Script3: Adding Users to NTFS permissions even if Inheritance is disabled in some folders: I created this script for folders in which inheritance is disabled The main difference is if/else block. I had to use it because you can not apply inheritance or propogation flag on files. So I had to check if the object is a Directory or not. Based on the if/else statement returned value, I use different flags for $rule.
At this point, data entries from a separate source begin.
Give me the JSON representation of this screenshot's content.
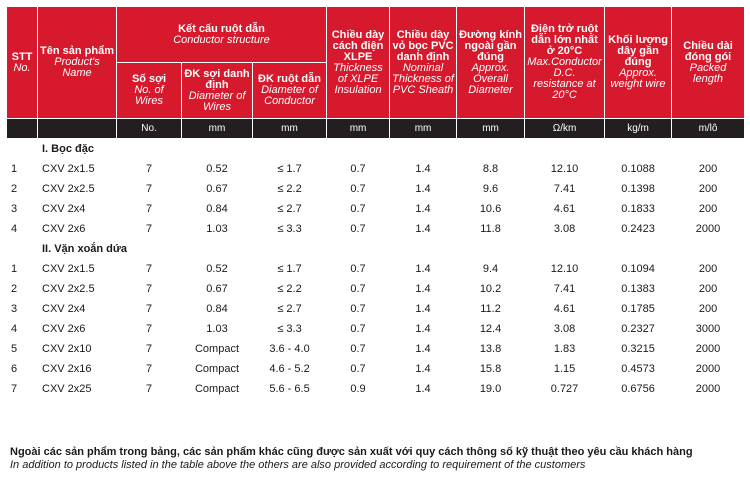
{
  "header": {
    "stt": "STT",
    "stt_en": "No.",
    "product": "Tên sản phẩm",
    "product_en": "Product's Name",
    "conductor": "Kết cấu ruột dẫn",
    "conductor_en": "Conductor structure",
    "wires": "Số sợi",
    "wires_en": "No. of Wires",
    "wire_dia": "ĐK sợi danh định",
    "wire_dia_en": "Diameter of Wires",
    "cond_dia": "ĐK ruột dẫn",
    "cond_dia_en": "Diameter of Conductor",
    "xlpe": "Chiều dày cách điện XLPE",
    "xlpe_en": "Thickness of XLPE Insulation",
    "pvc": "Chiều dày vỏ bọc PVC danh định",
    "pvc_en": "Nominal Thickness of PVC Sheath",
    "overall": "Đường kính ngoài gần đúng",
    "overall_en": "Approx. Overall Diameter",
    "resistance": "Điện trở ruột dẫn lớn nhất ở 20°C",
    "resistance_en": "Max.Conductor D.C. resistance at 20°C",
    "weight": "Khối lượng dây gần đúng",
    "weight_en": "Approx. weight wire",
    "packed": "Chiều dài đóng gói",
    "packed_en": "Packed length"
  },
  "units": [
    "No.",
    "mm",
    "mm",
    "mm",
    "mm",
    "mm",
    "Ω/km",
    "kg/m",
    "m/lô"
  ],
  "groups": [
    {
      "title": "I. Bọc đặc",
      "rows": [
        [
          "1",
          "CXV 2x1.5",
          "7",
          "0.52",
          "≤ 1.7",
          "0.7",
          "1.4",
          "8.8",
          "12.10",
          "0.1088",
          "200"
        ],
        [
          "2",
          "CXV 2x2.5",
          "7",
          "0.67",
          "≤ 2.2",
          "0.7",
          "1.4",
          "9.6",
          "7.41",
          "0.1398",
          "200"
        ],
        [
          "3",
          "CXV 2x4",
          "7",
          "0.84",
          "≤ 2.7",
          "0.7",
          "1.4",
          "10.6",
          "4.61",
          "0.1833",
          "200"
        ],
        [
          "4",
          "CXV 2x6",
          "7",
          "1.03",
          "≤ 3.3",
          "0.7",
          "1.4",
          "11.8",
          "3.08",
          "0.2423",
          "2000"
        ]
      ]
    },
    {
      "title": "II. Vặn xoắn dứa",
      "rows": [
        [
          "1",
          "CXV 2x1.5",
          "7",
          "0.52",
          "≤ 1.7",
          "0.7",
          "1.4",
          "9.4",
          "12.10",
          "0.1094",
          "200"
        ],
        [
          "2",
          "CXV 2x2.5",
          "7",
          "0.67",
          "≤ 2.2",
          "0.7",
          "1.4",
          "10.2",
          "7.41",
          "0.1383",
          "200"
        ],
        [
          "3",
          "CXV 2x4",
          "7",
          "0.84",
          "≤ 2.7",
          "0.7",
          "1.4",
          "11.2",
          "4.61",
          "0.1785",
          "200"
        ],
        [
          "4",
          "CXV 2x6",
          "7",
          "1.03",
          "≤ 3.3",
          "0.7",
          "1.4",
          "12.4",
          "3.08",
          "0.2327",
          "3000"
        ],
        [
          "5",
          "CXV 2x10",
          "7",
          "Compact",
          "3.6 - 4.0",
          "0.7",
          "1.4",
          "13.8",
          "1.83",
          "0.3215",
          "2000"
        ],
        [
          "6",
          "CXV 2x16",
          "7",
          "Compact",
          "4.6 - 5.2",
          "0.7",
          "1.4",
          "15.8",
          "1.15",
          "0.4573",
          "2000"
        ],
        [
          "7",
          "CXV 2x25",
          "7",
          "Compact",
          "5.6 - 6.5",
          "0.9",
          "1.4",
          "19.0",
          "0.727",
          "0.6756",
          "2000"
        ]
      ]
    }
  ],
  "note": {
    "vi": "Ngoài các sản phẩm trong bảng, các sản phẩm khác cũng được sản xuất với quy cách thông số kỹ thuật  theo yêu cầu khách hàng",
    "en": "In addition to products listed in the table above the others are also provided according to requirement of the customers"
  },
  "colors": {
    "header_red": "#d7192d",
    "unit_bar": "#231f20"
  }
}
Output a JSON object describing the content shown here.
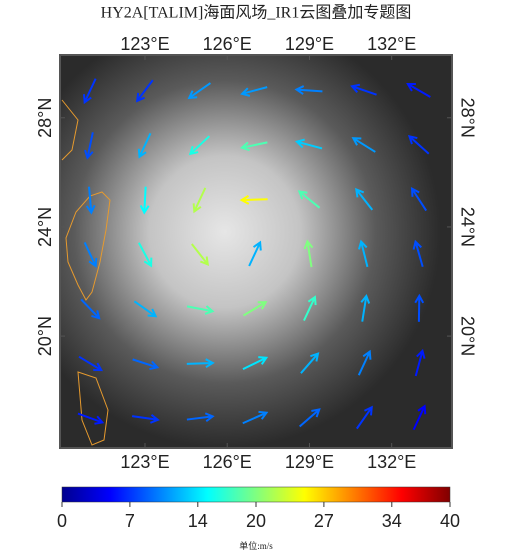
{
  "chart_data": {
    "type": "wind-map",
    "title": "HY2A[TALIM]海面风场_IR1云图叠加专题图",
    "xlim": [
      119.9,
      134.2
    ],
    "ylim": [
      15.9,
      30.3
    ],
    "xticks": [
      {
        "value": 123,
        "label": "123°E"
      },
      {
        "value": 126,
        "label": "126°E"
      },
      {
        "value": 129,
        "label": "129°E"
      },
      {
        "value": 132,
        "label": "132°E"
      }
    ],
    "yticks": [
      {
        "value": 20,
        "label": "20°N"
      },
      {
        "value": 24,
        "label": "24°N"
      },
      {
        "value": 28,
        "label": "28°N"
      }
    ],
    "colorbar": {
      "clim": [
        0,
        40
      ],
      "ticks": [
        0,
        7,
        14,
        20,
        27,
        34,
        40
      ],
      "colormap": "jet",
      "unit": "单位:m/s"
    },
    "vectors": {
      "lon": [
        121,
        123,
        125,
        127,
        129,
        131,
        133,
        121,
        123,
        125,
        127,
        129,
        131,
        133,
        121,
        123,
        125,
        127,
        129,
        131,
        133,
        121,
        123,
        125,
        127,
        129,
        131,
        133,
        121,
        123,
        125,
        127,
        129,
        131,
        133,
        121,
        123,
        125,
        127,
        129,
        131,
        133,
        121,
        123,
        125,
        127,
        129,
        131,
        133
      ],
      "lat": [
        29,
        29,
        29,
        29,
        29,
        29,
        29,
        27,
        27,
        27,
        27,
        27,
        27,
        27,
        25,
        25,
        25,
        25,
        25,
        25,
        25,
        23,
        23,
        23,
        23,
        23,
        23,
        23,
        21,
        21,
        21,
        21,
        21,
        21,
        21,
        19,
        19,
        19,
        19,
        19,
        19,
        19,
        17,
        17,
        17,
        17,
        17,
        17,
        17
      ],
      "speed": [
        7,
        7,
        11,
        11,
        10,
        7,
        6,
        8,
        12,
        16,
        18,
        13,
        11,
        7,
        10,
        15,
        22,
        25,
        18,
        12,
        8,
        10,
        16,
        22,
        12,
        20,
        12,
        8,
        9,
        12,
        18,
        20,
        17,
        12,
        8,
        7,
        9,
        12,
        14,
        12,
        10,
        6,
        6,
        7,
        9,
        10,
        9,
        7,
        5
      ],
      "direction": [
        205,
        217,
        235,
        255,
        274,
        289,
        300,
        192,
        205,
        227,
        258,
        285,
        302,
        312,
        175,
        183,
        205,
        268,
        309,
        322,
        327,
        155,
        152,
        142,
        25,
        351,
        346,
        344,
        136,
        125,
        101,
        59,
        25,
        9,
        1,
        121,
        108,
        88,
        64,
        41,
        25,
        15,
        110,
        98,
        83,
        66,
        49,
        35,
        25
      ]
    }
  }
}
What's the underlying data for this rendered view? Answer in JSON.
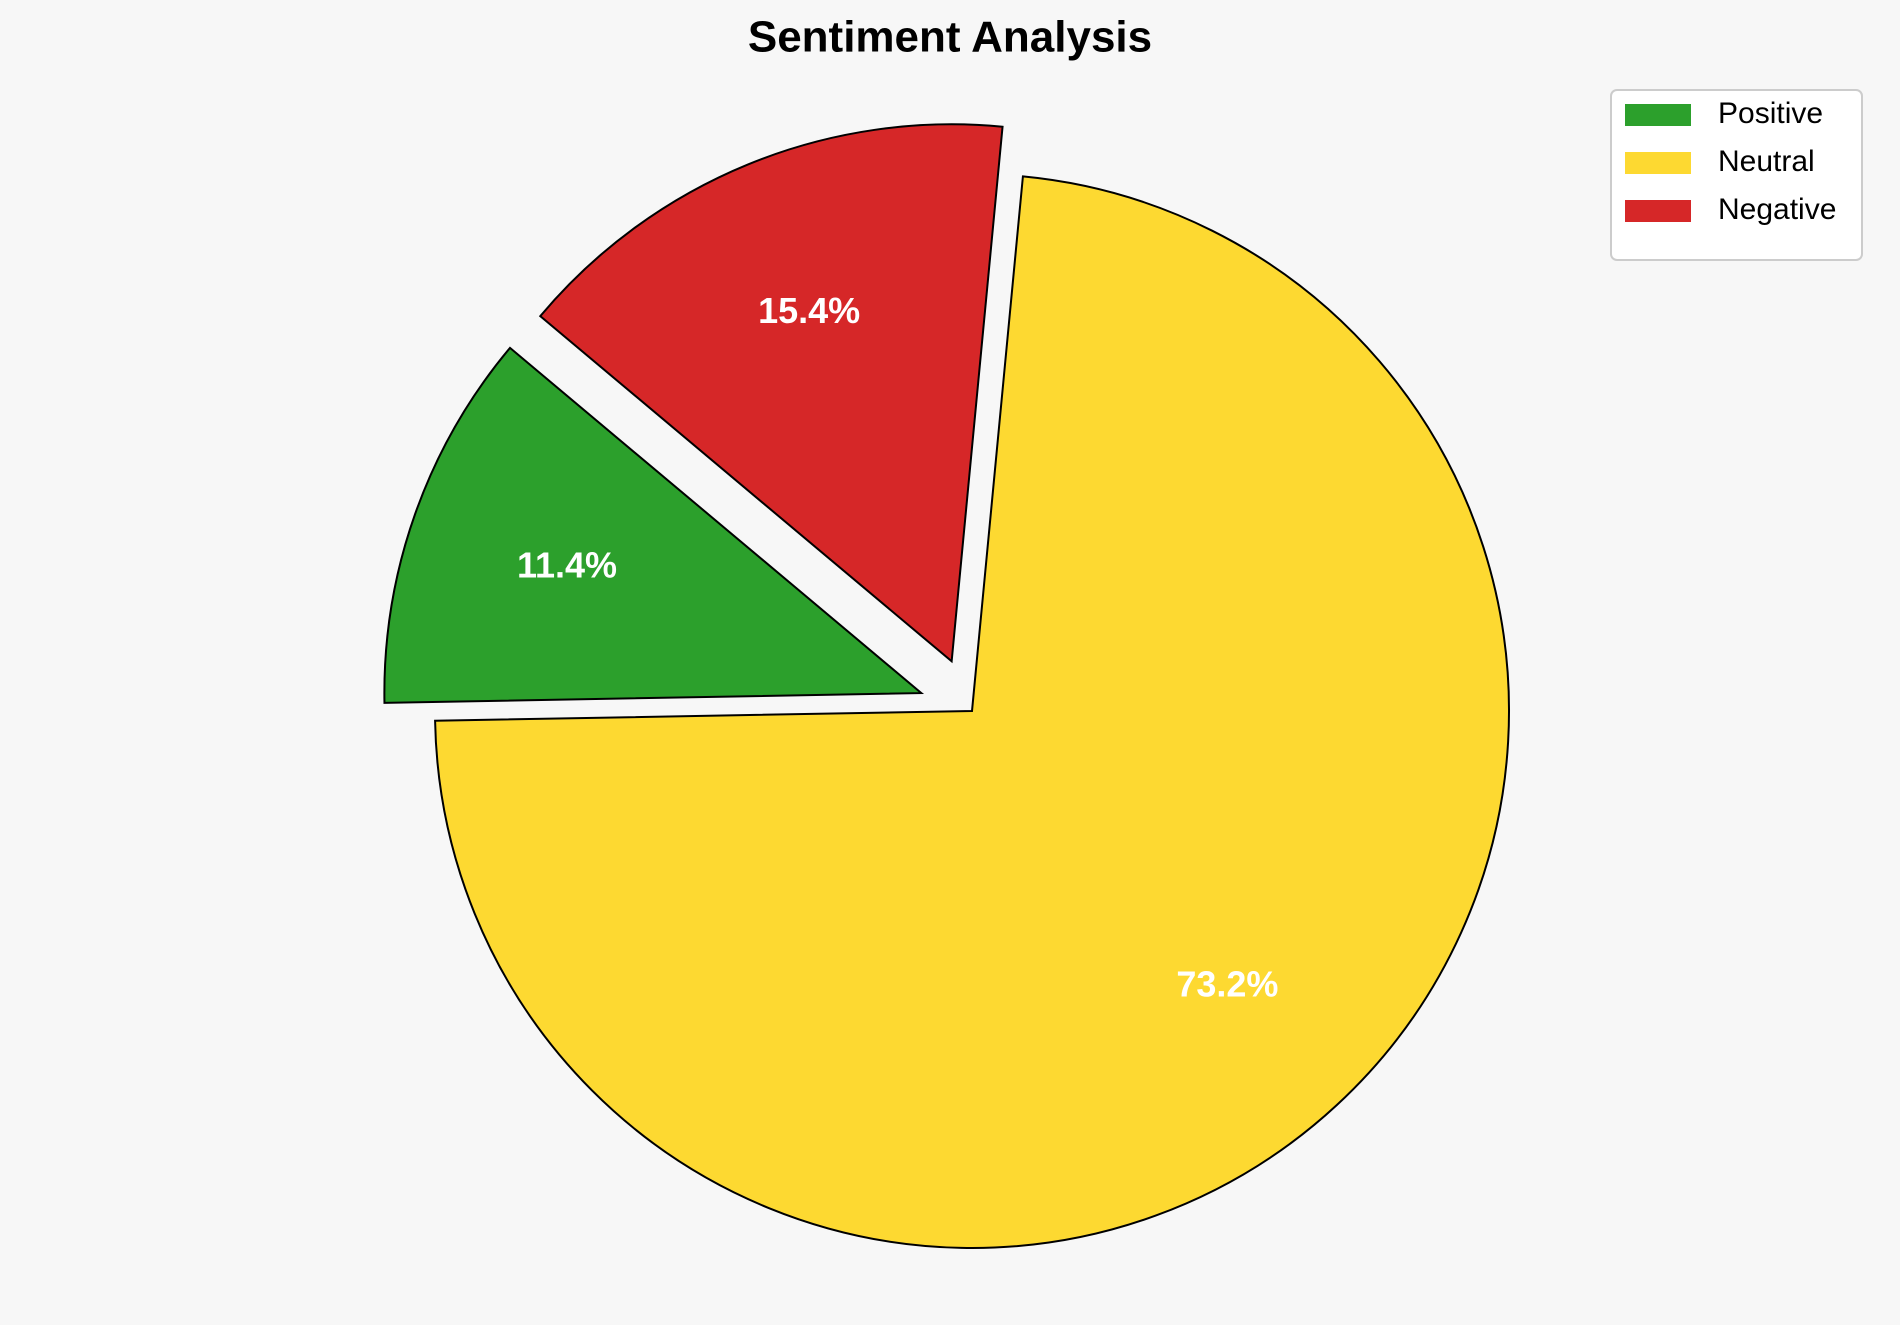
{
  "chart_data": {
    "type": "pie",
    "title": "Sentiment Analysis",
    "categories": [
      "Positive",
      "Neutral",
      "Negative"
    ],
    "values": [
      11.4,
      73.2,
      15.4
    ],
    "value_labels": [
      "11.4%",
      "73.2%",
      "15.4%"
    ],
    "colors": [
      "#2ca02c",
      "#fdd931",
      "#d62728"
    ],
    "legend": "upper right"
  }
}
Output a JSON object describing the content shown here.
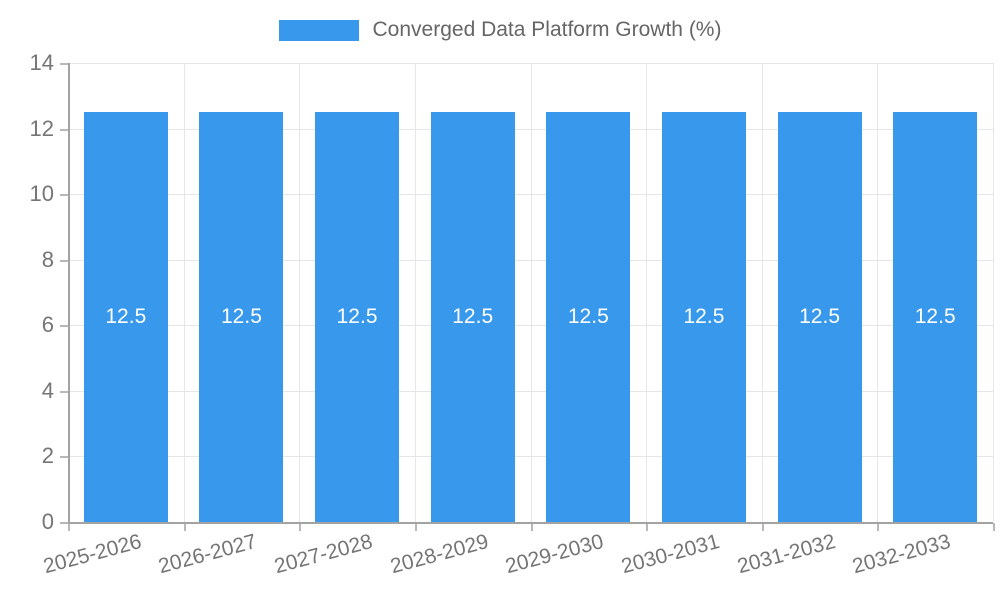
{
  "chart_data": {
    "type": "bar",
    "series_name": "Converged Data Platform Growth (%)",
    "categories": [
      "2025-2026",
      "2026-2027",
      "2027-2028",
      "2028-2029",
      "2029-2030",
      "2030-2031",
      "2031-2032",
      "2032-2033"
    ],
    "values": [
      12.5,
      12.5,
      12.5,
      12.5,
      12.5,
      12.5,
      12.5,
      12.5
    ],
    "value_labels": [
      "12.5",
      "12.5",
      "12.5",
      "12.5",
      "12.5",
      "12.5",
      "12.5",
      "12.5"
    ],
    "ylim": [
      0,
      14
    ],
    "yticks": [
      0,
      2,
      4,
      6,
      8,
      10,
      12,
      14
    ],
    "grid": true,
    "legend_position": "top-center",
    "title": "",
    "xlabel": "",
    "ylabel": ""
  },
  "colors": {
    "bar": "#3899ec",
    "grid": "#e6e6e6",
    "axis": "#a3a3a3",
    "tick_text": "#757575",
    "legend_text": "#666666",
    "value_text": "#ffffff"
  }
}
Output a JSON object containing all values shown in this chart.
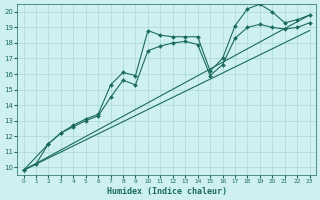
{
  "xlabel": "Humidex (Indice chaleur)",
  "bg_color": "#cff0f0",
  "grid_color": "#aad8d4",
  "line_color": "#1a6b5a",
  "xlim": [
    -0.5,
    23.5
  ],
  "ylim": [
    9.5,
    20.5
  ],
  "xticks": [
    0,
    1,
    2,
    3,
    4,
    5,
    6,
    7,
    8,
    9,
    10,
    11,
    12,
    13,
    14,
    15,
    16,
    17,
    18,
    19,
    20,
    21,
    22,
    23
  ],
  "yticks": [
    10,
    11,
    12,
    13,
    14,
    15,
    16,
    17,
    18,
    19,
    20
  ],
  "lines": [
    {
      "x": [
        0,
        1,
        2,
        3,
        4,
        5,
        6,
        7,
        8,
        9,
        10,
        11,
        12,
        13,
        14,
        15,
        16,
        17,
        18,
        19,
        20,
        21,
        22,
        23
      ],
      "y": [
        9.8,
        10.2,
        11.5,
        12.2,
        12.7,
        13.1,
        13.4,
        15.3,
        16.1,
        15.9,
        18.8,
        18.5,
        18.4,
        18.4,
        18.4,
        16.2,
        17.0,
        19.1,
        20.2,
        20.5,
        20.0,
        19.3,
        19.5,
        19.8
      ],
      "marker": true
    },
    {
      "x": [
        0,
        2,
        3,
        4,
        5,
        6,
        7,
        8,
        9,
        10,
        11,
        12,
        13,
        14,
        15,
        16,
        17,
        18,
        19,
        20,
        21,
        22,
        23
      ],
      "y": [
        9.8,
        11.5,
        12.2,
        12.6,
        13.0,
        13.3,
        14.5,
        15.6,
        15.3,
        17.5,
        17.8,
        18.0,
        18.1,
        17.9,
        15.9,
        16.6,
        18.3,
        19.0,
        19.2,
        19.0,
        18.9,
        19.0,
        19.3
      ],
      "marker": true
    },
    {
      "x": [
        0,
        23
      ],
      "y": [
        9.8,
        19.8
      ],
      "marker": false
    },
    {
      "x": [
        0,
        23
      ],
      "y": [
        9.8,
        18.8
      ],
      "marker": false
    }
  ]
}
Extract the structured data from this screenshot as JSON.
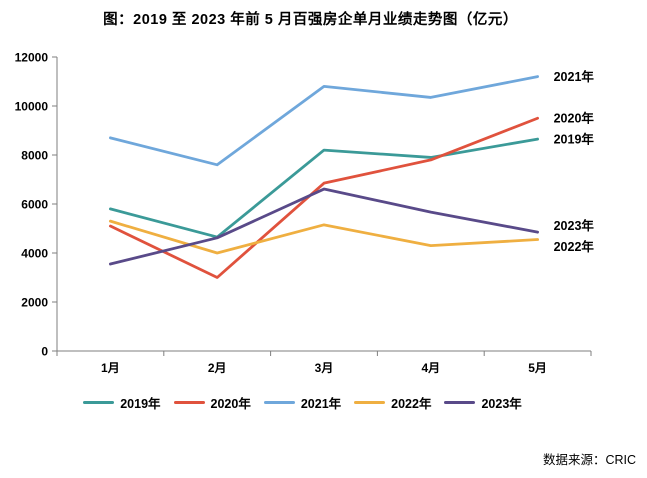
{
  "title": "图：2019 至 2023 年前 5 月百强房企单月业绩走势图（亿元）",
  "source": "数据来源：CRIC",
  "chart_data": {
    "type": "line",
    "title": "图：2019 至 2023 年前 5 月百强房企单月业绩走势图（亿元）",
    "categories": [
      "1月",
      "2月",
      "3月",
      "4月",
      "5月"
    ],
    "series": [
      {
        "name": "2019年",
        "color": "#3B9A98",
        "values": [
          5800,
          4650,
          8200,
          7900,
          8650
        ]
      },
      {
        "name": "2020年",
        "color": "#E0523D",
        "values": [
          5100,
          3000,
          6850,
          7800,
          9500
        ]
      },
      {
        "name": "2021年",
        "color": "#6FA7DB",
        "values": [
          8700,
          7600,
          10800,
          10350,
          11200
        ]
      },
      {
        "name": "2022年",
        "color": "#EFAF41",
        "values": [
          5300,
          4000,
          5150,
          4300,
          4550
        ]
      },
      {
        "name": "2023年",
        "color": "#594A89",
        "values": [
          3550,
          4620,
          6610,
          5670,
          4850
        ]
      }
    ],
    "ylim": [
      0,
      12000
    ],
    "ytick_step": 2000,
    "yticks": [
      "0",
      "2000",
      "4000",
      "6000",
      "8000",
      "10000",
      "12000"
    ],
    "grid": false,
    "legend_position": "bottom",
    "end_labels": [
      "2021年",
      "2020年",
      "2019年",
      "2023年",
      "2022年"
    ],
    "axis_color": "#7F7F7F",
    "label_color": "#000000",
    "unit": "亿元",
    "source": "数据来源：CRIC"
  }
}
#This Works Perfect, even if Inheritance is disabled on Subfolders and files 
$users = 'yourdomain\user1', 'yourdomain\user2', 'yourdomain\user3', 'yourdomain\user4', 'Administrators'
#This part sets ACL for top folder and the folders and files for which inheritance is Enabled
foreach ($user in $users) 
{
$acl = Get-Acl \\file-server\YourFolder
$rule = New-Object System.Security.AccessControl.FileSystemAccessRule (${user}, 'FullControl', 'ContainerInherit, ObjectInherit', 'None', 'Allow') 
$acl.AddAccessRule($rule)
Set-Acl \\file-server\YourFolder $acl
}
 
#I run this part for the all child folders and files. Therefore inheritance disabled folders and files are included here
$folder = Get-ChildItem -Path \\file-server\YourFolder -recurse
 
foreach ($user in $users) 
{
    
    ForEach ($fl in $folder) 
        {
        #echo $fl
        #echo $fl.PSPath
        
        if((Get-Item $fl.PSPath) -is [System.IO.DirectoryInfo])
            {Write-Host $fl " is a Folder, ACL is set for: "$user
            $rule = New-Object System.Security.AccessControl.FileSystemAccessRule (${user}, 'FullControl', 'ContainerInherit, ObjectInherit', 'None', 'Allow')
            $objACL = Get-ACL $fl.PSPath
            $objACL.AddAccessRule($rule)
            Set-ACL $fl.PSPath  $objACL 
 
            } 
        else
            {Write-Host $fl " is a File, ACL is set for: "$user
            $rule = New-Object System.Security.AccessControl.FileSystemAccessRule (${user}, 'FullControl',  'Allow')
            $objACL = Get-ACL $fl.PSPath
            $objACL.AddAccessRule($rule)
            Set-ACL $fl.PSPath  $objACL
            
            }
        }
}

 

 

Thanks for reading. I hope that you found this post helpful.